3. Another significant epidemiological study that is looking worse every day is the Ancel Key's Seven Nations Study. This may be of the most devastatingly believed studies in the history of the world. In a nutshell, Keys plotted cardiovascular disease against animal fat consumption in seven countries and found a very high correlation. However, he omitted 14 countries with data that did not support his hypothesis. This in turn led directly to higher sugar and carbohydrate intake and to reduced fat consumption. Some believe that this is one of the main causes of the obesity and cardiovascular disease epidemic in the world today.

4. Read Gary Taubes' article on epidemiology or better yet, buy Good Calories, Bad Calories

5. Here's another Taubes interview on Good and Bad Science

6. Michael Eades on epidemiological research
7. Staggeringly good 4-part example (1), (2), (3), (4) of analyzing a study and generating an alternate hypothesis from Whole Health Source
8. Interesting perspective on good science from OvercomingBias

A quote from one of the commenters, daublin

"There is a lot of confusion in both the cited article and in this article about what science is. For sure, it’s not the “scientific method”. That doesn’t mean science doesn’t happen, but that it’s being misdescribed. Here’s what science means, in the tradition descending from the Enlightenment. Science is study with the following properties:

"1. It’s about objective claims. There is no place in science for claims that different observers will, by definition, never agree on.

"2. It’s about falsifiable claims. There is no place in science for claims that could never possibly be decisively proven false.

"3. The evidence must be repeatable by other scientists. In particular, experiments must be communicated in enough detail that other scientists can repeat the experiment so as to verify the result.

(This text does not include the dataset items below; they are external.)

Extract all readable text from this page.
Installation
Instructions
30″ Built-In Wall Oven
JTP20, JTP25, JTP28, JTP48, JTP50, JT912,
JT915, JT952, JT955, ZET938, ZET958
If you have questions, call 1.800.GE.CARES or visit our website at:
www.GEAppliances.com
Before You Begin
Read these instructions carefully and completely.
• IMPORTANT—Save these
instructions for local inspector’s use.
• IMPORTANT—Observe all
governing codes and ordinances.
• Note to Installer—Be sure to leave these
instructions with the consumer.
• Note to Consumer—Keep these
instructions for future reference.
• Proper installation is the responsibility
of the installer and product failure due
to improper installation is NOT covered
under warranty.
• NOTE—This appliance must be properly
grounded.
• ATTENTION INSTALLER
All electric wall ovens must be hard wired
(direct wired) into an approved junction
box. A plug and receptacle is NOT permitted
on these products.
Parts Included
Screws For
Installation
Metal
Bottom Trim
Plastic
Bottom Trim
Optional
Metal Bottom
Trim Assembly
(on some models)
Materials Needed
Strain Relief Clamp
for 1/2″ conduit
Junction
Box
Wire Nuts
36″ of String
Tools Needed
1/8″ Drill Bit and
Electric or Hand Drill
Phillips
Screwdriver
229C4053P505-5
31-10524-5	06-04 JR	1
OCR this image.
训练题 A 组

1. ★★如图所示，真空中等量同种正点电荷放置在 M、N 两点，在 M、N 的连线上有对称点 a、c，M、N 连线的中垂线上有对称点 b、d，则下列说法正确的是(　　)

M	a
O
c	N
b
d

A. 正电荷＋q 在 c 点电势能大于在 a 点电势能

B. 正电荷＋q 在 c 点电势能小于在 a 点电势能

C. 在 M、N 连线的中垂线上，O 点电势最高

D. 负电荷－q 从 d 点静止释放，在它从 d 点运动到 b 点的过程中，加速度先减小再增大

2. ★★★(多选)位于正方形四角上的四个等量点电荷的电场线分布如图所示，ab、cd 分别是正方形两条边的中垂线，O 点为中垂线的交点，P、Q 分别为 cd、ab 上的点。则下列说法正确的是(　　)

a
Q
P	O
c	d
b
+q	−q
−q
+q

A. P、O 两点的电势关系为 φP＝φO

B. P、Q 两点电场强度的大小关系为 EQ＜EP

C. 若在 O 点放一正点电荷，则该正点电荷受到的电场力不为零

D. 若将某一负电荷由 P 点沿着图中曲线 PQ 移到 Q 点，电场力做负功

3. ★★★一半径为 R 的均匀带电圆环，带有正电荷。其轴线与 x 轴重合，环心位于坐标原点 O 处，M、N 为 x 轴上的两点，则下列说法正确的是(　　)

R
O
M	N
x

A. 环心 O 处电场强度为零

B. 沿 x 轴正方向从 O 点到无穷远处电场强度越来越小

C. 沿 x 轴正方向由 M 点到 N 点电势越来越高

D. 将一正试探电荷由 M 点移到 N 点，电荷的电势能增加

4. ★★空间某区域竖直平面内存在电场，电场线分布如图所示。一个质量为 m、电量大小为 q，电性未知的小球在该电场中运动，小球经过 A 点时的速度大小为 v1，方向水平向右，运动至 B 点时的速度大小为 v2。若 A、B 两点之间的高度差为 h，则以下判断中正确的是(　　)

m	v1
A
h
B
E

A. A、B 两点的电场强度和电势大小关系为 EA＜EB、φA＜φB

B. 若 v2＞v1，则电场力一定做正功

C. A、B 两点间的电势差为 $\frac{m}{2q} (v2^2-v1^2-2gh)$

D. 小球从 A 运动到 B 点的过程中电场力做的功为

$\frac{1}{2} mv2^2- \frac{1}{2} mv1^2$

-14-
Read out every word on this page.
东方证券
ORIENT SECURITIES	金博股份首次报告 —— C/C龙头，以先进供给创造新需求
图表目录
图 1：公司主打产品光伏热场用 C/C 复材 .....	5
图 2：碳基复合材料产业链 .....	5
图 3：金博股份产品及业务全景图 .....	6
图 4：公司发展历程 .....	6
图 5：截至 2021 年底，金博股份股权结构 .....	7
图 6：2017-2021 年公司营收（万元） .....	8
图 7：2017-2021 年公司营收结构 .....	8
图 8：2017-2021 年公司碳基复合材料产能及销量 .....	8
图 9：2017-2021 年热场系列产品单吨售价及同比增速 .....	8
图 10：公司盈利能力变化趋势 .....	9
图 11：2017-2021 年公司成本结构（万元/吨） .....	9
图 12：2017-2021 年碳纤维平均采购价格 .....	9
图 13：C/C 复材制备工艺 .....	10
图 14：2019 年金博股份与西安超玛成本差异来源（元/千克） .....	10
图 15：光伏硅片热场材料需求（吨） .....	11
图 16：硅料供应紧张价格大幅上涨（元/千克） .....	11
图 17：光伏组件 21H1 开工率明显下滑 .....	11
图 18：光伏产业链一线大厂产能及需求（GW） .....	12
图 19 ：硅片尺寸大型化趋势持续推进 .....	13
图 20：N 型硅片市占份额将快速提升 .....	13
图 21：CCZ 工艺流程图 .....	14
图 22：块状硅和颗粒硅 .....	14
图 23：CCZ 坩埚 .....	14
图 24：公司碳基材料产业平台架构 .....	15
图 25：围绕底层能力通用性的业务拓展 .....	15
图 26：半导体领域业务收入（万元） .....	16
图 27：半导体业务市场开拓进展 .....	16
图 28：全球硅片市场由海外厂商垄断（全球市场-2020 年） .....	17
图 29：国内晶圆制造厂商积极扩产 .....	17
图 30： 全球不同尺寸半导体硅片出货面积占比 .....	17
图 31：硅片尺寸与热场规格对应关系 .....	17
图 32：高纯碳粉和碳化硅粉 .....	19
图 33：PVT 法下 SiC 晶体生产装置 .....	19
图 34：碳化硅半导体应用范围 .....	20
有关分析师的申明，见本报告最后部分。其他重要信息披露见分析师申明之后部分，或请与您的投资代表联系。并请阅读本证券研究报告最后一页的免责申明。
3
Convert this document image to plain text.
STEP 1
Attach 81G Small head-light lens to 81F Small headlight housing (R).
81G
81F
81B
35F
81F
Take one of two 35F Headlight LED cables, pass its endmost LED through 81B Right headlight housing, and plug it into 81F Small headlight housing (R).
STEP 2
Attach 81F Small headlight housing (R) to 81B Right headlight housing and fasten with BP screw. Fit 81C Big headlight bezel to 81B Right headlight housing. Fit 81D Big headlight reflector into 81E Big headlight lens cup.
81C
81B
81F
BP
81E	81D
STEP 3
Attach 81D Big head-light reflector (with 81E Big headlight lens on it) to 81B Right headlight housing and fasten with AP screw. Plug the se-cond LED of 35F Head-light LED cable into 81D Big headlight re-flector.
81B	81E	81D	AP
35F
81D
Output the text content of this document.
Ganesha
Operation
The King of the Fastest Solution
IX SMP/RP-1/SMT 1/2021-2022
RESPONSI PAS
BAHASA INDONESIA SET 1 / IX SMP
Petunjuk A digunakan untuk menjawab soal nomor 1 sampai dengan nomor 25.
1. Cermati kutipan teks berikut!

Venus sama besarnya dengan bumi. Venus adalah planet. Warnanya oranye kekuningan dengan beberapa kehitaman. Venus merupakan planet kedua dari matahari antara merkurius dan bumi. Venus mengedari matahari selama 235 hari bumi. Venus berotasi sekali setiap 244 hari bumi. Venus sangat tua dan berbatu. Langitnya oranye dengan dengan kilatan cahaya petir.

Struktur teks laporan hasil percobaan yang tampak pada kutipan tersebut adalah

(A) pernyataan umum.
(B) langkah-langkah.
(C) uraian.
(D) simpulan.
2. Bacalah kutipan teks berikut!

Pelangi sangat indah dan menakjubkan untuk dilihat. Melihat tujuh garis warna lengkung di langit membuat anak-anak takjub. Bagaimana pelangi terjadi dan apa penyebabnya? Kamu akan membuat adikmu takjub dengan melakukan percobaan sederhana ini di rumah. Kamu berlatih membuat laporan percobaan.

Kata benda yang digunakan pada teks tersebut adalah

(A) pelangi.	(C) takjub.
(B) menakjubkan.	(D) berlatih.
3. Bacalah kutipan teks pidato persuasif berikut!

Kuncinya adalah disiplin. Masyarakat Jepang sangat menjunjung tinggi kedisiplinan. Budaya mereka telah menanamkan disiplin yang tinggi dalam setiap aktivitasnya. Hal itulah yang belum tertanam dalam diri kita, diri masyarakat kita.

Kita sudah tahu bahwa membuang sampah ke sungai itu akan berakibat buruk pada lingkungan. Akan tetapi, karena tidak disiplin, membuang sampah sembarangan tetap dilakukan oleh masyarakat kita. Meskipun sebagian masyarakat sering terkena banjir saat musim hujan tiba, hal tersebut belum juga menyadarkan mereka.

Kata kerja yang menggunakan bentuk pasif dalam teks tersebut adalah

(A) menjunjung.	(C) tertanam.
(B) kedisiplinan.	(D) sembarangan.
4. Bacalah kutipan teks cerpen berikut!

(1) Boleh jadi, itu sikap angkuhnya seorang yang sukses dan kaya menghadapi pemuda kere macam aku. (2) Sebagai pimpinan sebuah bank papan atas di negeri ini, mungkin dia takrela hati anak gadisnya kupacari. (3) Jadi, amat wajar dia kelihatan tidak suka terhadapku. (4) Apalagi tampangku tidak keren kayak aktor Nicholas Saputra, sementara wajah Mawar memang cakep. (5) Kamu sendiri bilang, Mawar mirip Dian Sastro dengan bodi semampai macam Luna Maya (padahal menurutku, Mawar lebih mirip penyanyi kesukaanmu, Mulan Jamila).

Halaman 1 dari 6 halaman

"4. It follows Occam’s Razor. Simple theories are better than complex ones."


  1. I'd like more, please.

    My view is that the woes of "science" can be traced to the idea that there is any sort of objective truth. The best we can ever do is establish "truth beyond reasonable doubt", so to speak. For instance, our experience is that objects fall toward the Earth's center. We can't prove that this will always happen, but we can draw on many "experiments" to bolster our expectations, i.e. it is highly unlikely that we will never see an object "fall up".

    The mind, unfortunately, gravitates toward absolutes. We "choose" (consciously or not) to judge hypotheses as absolutely true or false, and this combined with a sort of "herd mentality" leads to information cascades, memes, etc. Whenever someone says "we know that hypothesis X is true", what they're really saying is that they chose to believe hypothesis X absolutely.

    By contrast, Bayesian Inference allows no such choices. Belief in a hypothesis is simply a number generated by the available information. Two people with the same information will arrive at the same level of belief. As new information arrives, those beliefs are updated. The attributes of falsifiability, Occam's razor, etc. are all implicit with this approach. Weak evidence (e.g. epidemiological) can only move beliefs slightly; strong evidence (e.g. double-blind placebo controlled studies) have larger effect. In no case, however, can we ever arrive at absolute truth/falsehood, since this implies that we know absolutely all information which could affect our belief in a hypothesis.

  2. Thanks Dave. This looks like a vote for more on Bayesian analysis. That should be simple...

    I am planning to dig more into correlation and causation as well.


  3. Richard at Free the Animal skewers some bad science writing.